Jiya mendengus jenaka mendengar lelucon kecil Anha. Anha tersenyum simpul. Ia mendehum panjang untuk berpikir. Awalnya mencoba untuk menambahkan jawabannya tapi ia sudah tidak bisa menjelaskan dengan baik lagi. "Udah itu aja. Masih ada lagi tapi aku bingung ngejelasinnya. Hehe."

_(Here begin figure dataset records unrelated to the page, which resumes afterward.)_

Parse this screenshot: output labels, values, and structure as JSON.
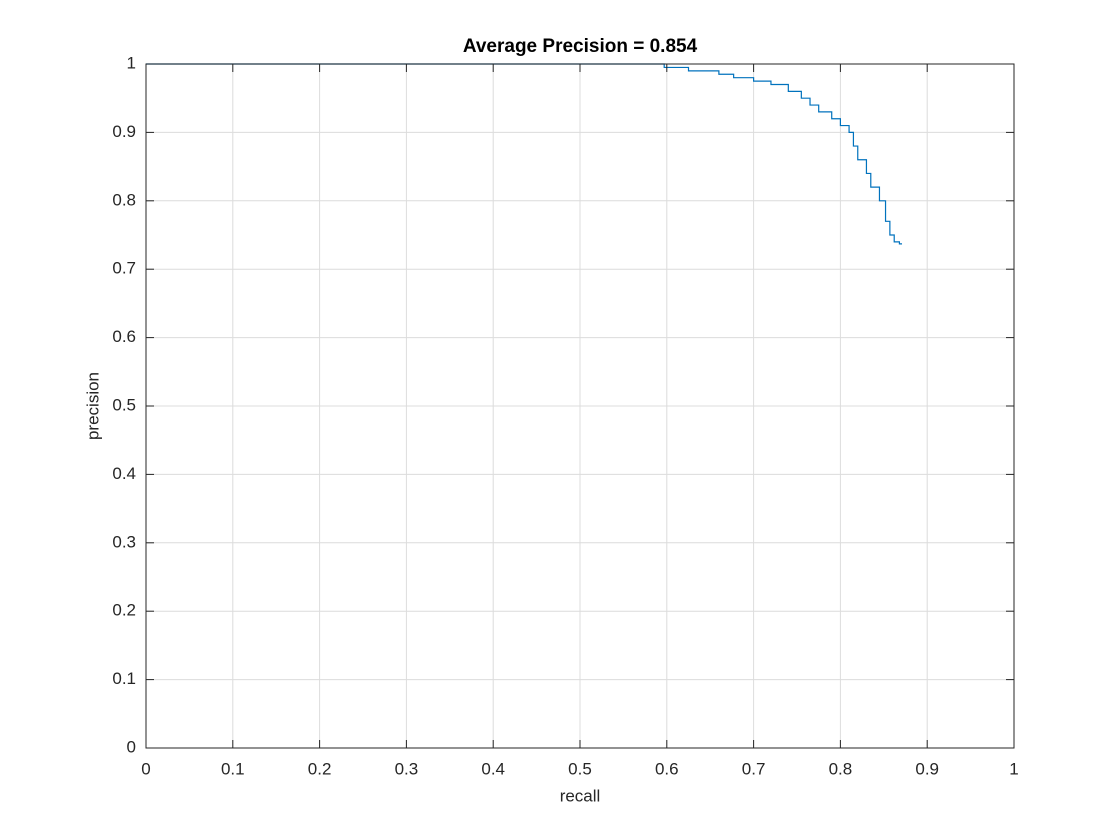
{
  "chart_data": {
    "type": "line",
    "title": "Average Precision = 0.854",
    "x_label": "recall",
    "y_label": "precision",
    "x": [
      0,
      0.597,
      0.597,
      0.625,
      0.625,
      0.66,
      0.66,
      0.677,
      0.677,
      0.7,
      0.7,
      0.72,
      0.72,
      0.74,
      0.74,
      0.755,
      0.755,
      0.765,
      0.765,
      0.775,
      0.775,
      0.79,
      0.79,
      0.8,
      0.8,
      0.81,
      0.81,
      0.815,
      0.815,
      0.82,
      0.82,
      0.83,
      0.83,
      0.835,
      0.835,
      0.845,
      0.845,
      0.852,
      0.852,
      0.857,
      0.857,
      0.862,
      0.862,
      0.868,
      0.868,
      0.871
    ],
    "series": [
      {
        "color": "#0072bd",
        "values": [
          1,
          1,
          0.995,
          0.995,
          0.99,
          0.99,
          0.985,
          0.985,
          0.98,
          0.98,
          0.975,
          0.975,
          0.97,
          0.97,
          0.96,
          0.96,
          0.95,
          0.95,
          0.94,
          0.94,
          0.93,
          0.93,
          0.92,
          0.92,
          0.91,
          0.91,
          0.9,
          0.9,
          0.88,
          0.88,
          0.86,
          0.86,
          0.84,
          0.84,
          0.82,
          0.82,
          0.8,
          0.8,
          0.77,
          0.77,
          0.75,
          0.75,
          0.74,
          0.74,
          0.737,
          0.737
        ]
      }
    ],
    "xlim": [
      0,
      1
    ],
    "ylim": [
      0,
      1
    ],
    "xticks": [
      0,
      0.1,
      0.2,
      0.3,
      0.4,
      0.5,
      0.6,
      0.7,
      0.8,
      0.9,
      1
    ],
    "yticks": [
      0,
      0.1,
      0.2,
      0.3,
      0.4,
      0.5,
      0.6,
      0.7,
      0.8,
      0.9,
      1
    ],
    "grid": true
  }
}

"Nggak masalah, makasih udah mau berbagi!" seru Jiya senang. Anha mengangguk beberapa kali. Awalnya mereka ingin kembali sibuk dengan cerpen masing-masing. Tapi Anha secara tiba-tiba berhenti untuk menoleh. "Mungkin kamu khawatir tentang pandanganku soal seleramu, Ziya?"
Jiya terpaku sejenak sebelum menggeleng. "Tadinya iya. Tapi enggak begitu, kalau kamu tanya sekarang."

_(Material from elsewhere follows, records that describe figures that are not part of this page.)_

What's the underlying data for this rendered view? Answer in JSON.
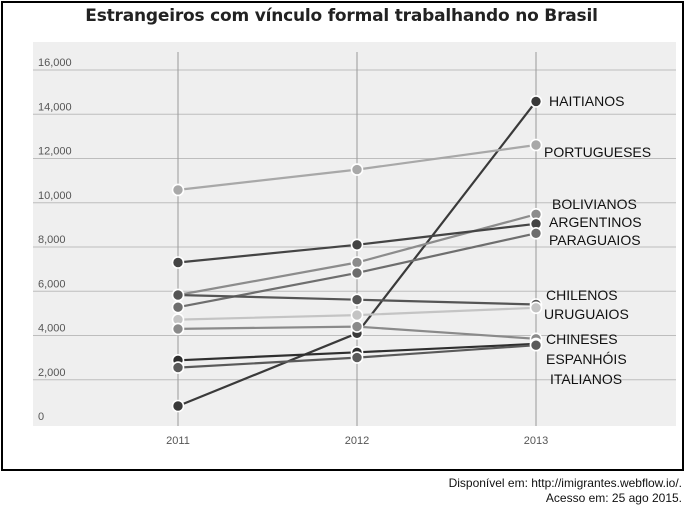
{
  "chart_data": {
    "type": "line",
    "title": "Estrangeiros com vínculo formal trabalhando no Brasil",
    "xlabel": "",
    "ylabel": "",
    "x": [
      "2011",
      "2012",
      "2013"
    ],
    "ylim": [
      0,
      16000
    ],
    "yticks": [
      "0",
      "2,000",
      "4,000",
      "6,000",
      "8,000",
      "10,000",
      "12,000",
      "14,000",
      "16,000"
    ],
    "grid": true,
    "series": [
      {
        "name": "HAITIANOS",
        "values": [
          815,
          4100,
          14580
        ],
        "color": "#3a3a3a"
      },
      {
        "name": "PORTUGUESES",
        "values": [
          10580,
          11500,
          12610
        ],
        "color": "#a8a8a8"
      },
      {
        "name": "BOLIVIANOS",
        "values": [
          5830,
          7300,
          9480
        ],
        "color": "#8c8c8c"
      },
      {
        "name": "ARGENTINOS",
        "values": [
          7300,
          8100,
          9050
        ],
        "color": "#444444"
      },
      {
        "name": "PARAGUAIOS",
        "values": [
          5280,
          6830,
          8620
        ],
        "color": "#6e6e6e"
      },
      {
        "name": "CHILENOS",
        "values": [
          5830,
          5620,
          5400
        ],
        "color": "#555555"
      },
      {
        "name": "URUGUAIOS",
        "values": [
          4720,
          4920,
          5250
        ],
        "color": "#c4c4c4"
      },
      {
        "name": "CHINESES",
        "values": [
          4300,
          4400,
          3850
        ],
        "color": "#8a8a8a"
      },
      {
        "name": "ESPANHÓIS",
        "values": [
          2880,
          3240,
          3620
        ],
        "color": "#2f2f2f"
      },
      {
        "name": "ITALIANOS",
        "values": [
          2550,
          3000,
          3560
        ],
        "color": "#5a5a5a"
      }
    ]
  },
  "source": {
    "line1": "Disponível em: http://imigrantes.webflow.io/.",
    "line2": "Acesso em: 25 ago 2015."
  }
}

"Bagus deh. Kamu enggak perlu khawatir soal itu sih. Ziya. Selera orang memang beda-beda, kan?" ujar Anha dengan senyum mengulas manis. Jiya lagi-lagi tertohok dengan pesona dari pria manis seperti Anha. Jiya mengangguk beberapa kali. "Glad to hear that from you."
Anha mendengus jenaka. "Statusmu juga lucu-lucu aku ketawa keras semalam."

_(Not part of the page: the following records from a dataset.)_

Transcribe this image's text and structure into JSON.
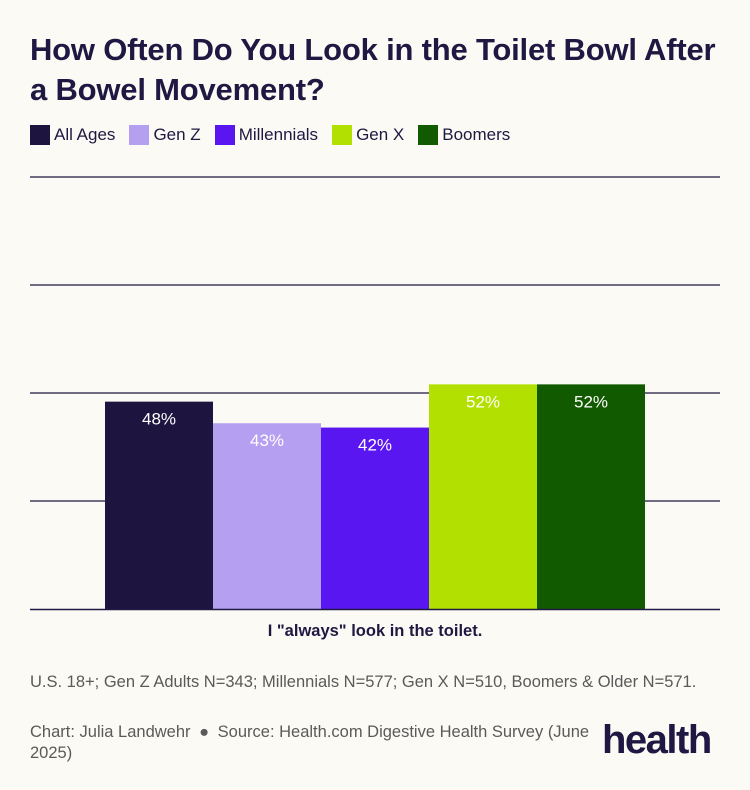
{
  "title": "How Often Do You Look in the Toilet Bowl After a Bowel Movement?",
  "logo_text": "health",
  "footnote": "U.S. 18+; Gen Z Adults N=343; Millennials N=577; Gen X N=510, Boomers & Older N=571.",
  "credit": {
    "chart_by": "Chart: Julia Landwehr",
    "separator": "●",
    "source": "Source: Health.com Digestive Health Survey (June 2025)"
  },
  "chart_data": {
    "type": "bar",
    "categories": [
      "I \"always\" look in the toilet."
    ],
    "series": [
      {
        "name": "All Ages",
        "values": [
          48
        ],
        "label": "48%",
        "color": "#1e1440"
      },
      {
        "name": "Gen Z",
        "values": [
          43
        ],
        "label": "43%",
        "color": "#b59ff0"
      },
      {
        "name": "Millennials",
        "values": [
          42
        ],
        "label": "42%",
        "color": "#5a16f0"
      },
      {
        "name": "Gen X",
        "values": [
          52
        ],
        "label": "52%",
        "color": "#b2e000"
      },
      {
        "name": "Boomers",
        "values": [
          52
        ],
        "label": "52%",
        "color": "#125a00"
      }
    ],
    "ylim": [
      0,
      100
    ],
    "grid": true,
    "legend_position": "top-left",
    "unit": "%"
  }
}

Jiya awalnya ingin lega tadinya, tapi rupanya Anha benar-benar membaca statusnya satu-satu.
Bersambung...
KAMU SEDANG MEMBACA
Breathtaking
Roman pour AdolescentsBaru satu kali memenangkan belasan lomba yang pernah diikuti bukan berarti tidak berbakat. Antara memang itulah takdir yang lebih baik, atau jangan-jangan wajah ini jelek? Tidak mungkin- Tapi, jangan sampai menyerah sebelum berhasil lagi. Hatimu jug...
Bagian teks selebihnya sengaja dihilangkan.